Focal to bilateral seizures activate the corpus callosum. (A) The proposed model of focal to bilateral seizures, where black arrows indicate seizure spread across the corpus callosum and to the thalamus, while a white circle in the right cortex indicates the seizure focus. (B) The corpus callosum strongly expressed tdTomato after focal to bilateral tonic‐clonic seizures. (C) SP8 super‐resolution Lightning microscopy images tdTomato positive axons expressing myelin basic protein (MBP; green) in the corpus callosum. (D) Strong activation of layers 2 and 3 in the right and left cortex, immunolabeled for CTIP2 (green) that marks layers 5 and 6, separating superficial from deep cortical layers. (E) Steel wire implanted control mice without seizures did not express tdTomato in the corpus callosum.

FIGURE 6

The seizure focus sends extensive direct projections across the corpus callosum contralaterally. (A) The tdTomato and AAV9 GFP colocalized in the axons of the corpus callosum that connects the seizure focus with the contralateral premotor cortex. The white rectangle area is magnified on the right. (B) Top: A confocal image of Cre‐driven AAV9 GFP expression in the corpus callosum of TRAP2 mice. Middle: Super‐resolution SoRa image of the callosal axons expressing Cre‐driven AAV9 GFP with a magnified view.

FIGURE 7

Anterior callosotomy prevents bilateral seizure spread. (A) Sequential light images of the coronal sections show callosotomy (red arrows, magnified views) from anterior to posterior cortex (A–F, relative brain locations in B). (B) A schematic of the callosotomy, sagittal view, illustrates knife placement (red), cut genu of the corpus callosum (gcc), and uncut splenium (scc). (C) Cobalt and EEG electrodes (red dots) were positioned in the right and left anterior and posterior cortices. (D) EEG of a seizure that was recorded in mice without callosotomy.
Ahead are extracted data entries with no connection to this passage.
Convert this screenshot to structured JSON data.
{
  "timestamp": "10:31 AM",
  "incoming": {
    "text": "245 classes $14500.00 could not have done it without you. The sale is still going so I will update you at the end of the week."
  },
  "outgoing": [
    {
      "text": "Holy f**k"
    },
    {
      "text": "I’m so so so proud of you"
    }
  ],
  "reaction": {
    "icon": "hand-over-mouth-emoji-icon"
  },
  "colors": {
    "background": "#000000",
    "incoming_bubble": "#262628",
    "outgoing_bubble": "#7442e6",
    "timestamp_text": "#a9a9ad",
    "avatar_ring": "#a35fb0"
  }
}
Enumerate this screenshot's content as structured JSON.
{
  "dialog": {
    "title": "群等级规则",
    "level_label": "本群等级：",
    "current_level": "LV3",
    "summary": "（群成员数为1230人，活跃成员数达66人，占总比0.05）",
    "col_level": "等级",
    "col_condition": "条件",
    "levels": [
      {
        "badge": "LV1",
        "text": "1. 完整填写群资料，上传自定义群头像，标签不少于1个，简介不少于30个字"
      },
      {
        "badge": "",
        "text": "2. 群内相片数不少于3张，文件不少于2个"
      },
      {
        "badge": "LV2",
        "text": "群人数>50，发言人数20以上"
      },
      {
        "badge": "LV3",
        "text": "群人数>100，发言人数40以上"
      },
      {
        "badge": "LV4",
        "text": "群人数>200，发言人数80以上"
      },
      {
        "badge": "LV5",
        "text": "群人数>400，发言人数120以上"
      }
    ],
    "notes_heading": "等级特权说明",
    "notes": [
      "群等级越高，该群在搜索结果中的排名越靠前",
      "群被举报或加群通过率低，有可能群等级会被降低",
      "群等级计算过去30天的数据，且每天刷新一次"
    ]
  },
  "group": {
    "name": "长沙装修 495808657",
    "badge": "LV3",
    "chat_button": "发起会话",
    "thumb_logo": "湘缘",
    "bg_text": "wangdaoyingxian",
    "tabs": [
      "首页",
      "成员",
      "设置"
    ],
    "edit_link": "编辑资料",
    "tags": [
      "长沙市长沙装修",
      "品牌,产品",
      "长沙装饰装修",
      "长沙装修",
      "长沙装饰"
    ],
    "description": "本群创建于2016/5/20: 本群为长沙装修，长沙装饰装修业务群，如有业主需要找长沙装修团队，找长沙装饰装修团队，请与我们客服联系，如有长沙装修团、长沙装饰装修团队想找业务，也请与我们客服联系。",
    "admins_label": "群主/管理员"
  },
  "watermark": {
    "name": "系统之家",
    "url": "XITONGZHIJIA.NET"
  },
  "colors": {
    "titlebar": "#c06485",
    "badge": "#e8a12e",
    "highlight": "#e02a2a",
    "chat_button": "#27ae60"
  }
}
Red arrows indicate seizure onset. (E) Representative EEG of a first seizure that was recorded after callosotomy in mice with cut genu with no seizure recorded in the left premotor cortex (red rectangle). (F) Onset oflater seizures was delayed in mice with cut genu. (G) Light image of the callosotomy where only the body of the corpus callosum was cut and the genu remained intact (red arrow). (H) Seizure onset delay (seconds) in the left premotor cortex (L ctx) after callosotomy in mice with cut genu (green) and in mice with body callosotomy and intact genu (red). (I) Mice with body callosotomy and intact genu had immediate seizure onset in the left premotor cortex just like the mice without callosotomy. EEG = electroencephalography.